Boy

Poster for Boy

Summer 2012 Features series

Wednesday, June 27, 2012 at 8:00pm

Acadia Cinema's Al Whittle Theatre
450 Main Street, Wolfville, NS

Directed by Taika Waititi

Screenplay by Taika Waititi

Starring Taika Waititi, Te Aho Aho Eketone-Whitu, and James Rolleston

Rated NR · 1h 27m
New Zealand
English

View trailer

Boy

Directed by Taika Waititi, Boy is an hilarious and heartfelt coming-of-age tale about eleven-year-old Boy (James Rolleston) growing up in Waihau Bay on the rural East Coast of New Zealand’s North Island.

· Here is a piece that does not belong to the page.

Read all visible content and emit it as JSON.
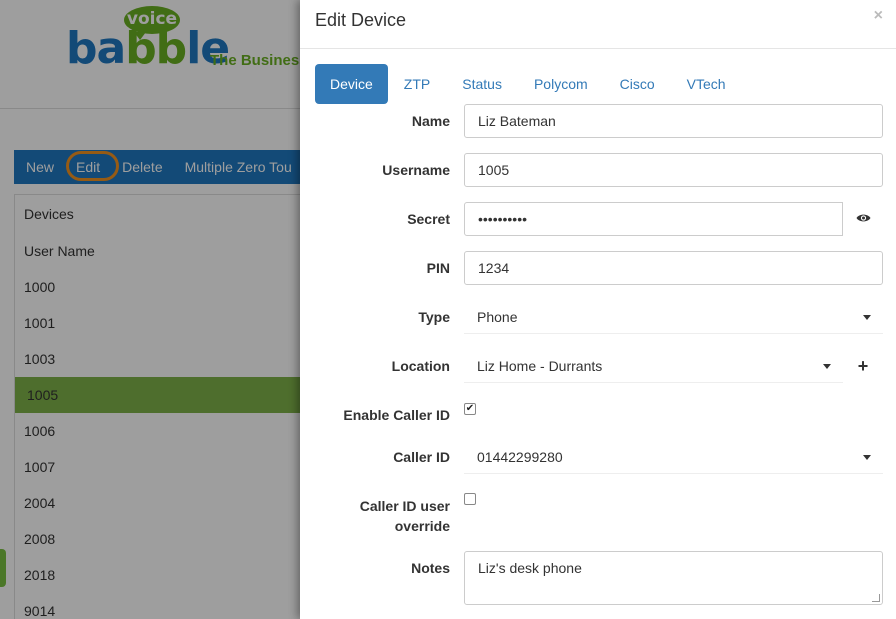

The year is 1984 and Boy is a dreamer who loves Michael Jackson. He lives on a farm with his brother Rocky (Te Aho Eketone Whitu), his gran, a tribe of deserted cousins and a goat. Boy’s other hero, his father Alamein (Taika Waititi), is the subject of his fantasies, and he imagines him as a deep-sea diver, war hero and a close relation of Michael Jackson (he can even dance like him). In reality his father is serving time in prison.

When his gran leaves for a week, Alamein appears out of the blue. Boy comes face to face with the real version of his father – an incompetent hoodlum who has returned to find a bag of money he buried years before. Boy is forced to confront the man he thought he remembered, find his own potential and learn to get along without the hero he had been hoping would return.

In The Wall Street Journal, Joe Morgenstern writes: Five years ago, Taika Waititi, a New Zealander of mixed Maori-European ancestry, made Eagle vs. Shark, an endearingly odd romantic comedy. His new film, Boy is no less odd, but it’s also super-exuberant and super-affecting, thanks to the pairing of James Rolleston as the boy of the title and the filmmaker as his father. And the movie has been beautifully photographed, by Adam Clark, even though listening to it can be problematic – the accents are strong and the young, nonprofessional actors sometimes fall into piping, singsong speech patterns. For all its jovial trappings, however, Boy is a comedy with a serious core. It’s another case of a son having clung to an idealized notion of his father and, in a stunning climax and an exquisite coda, coming of age as he comes to grips with wounding truths.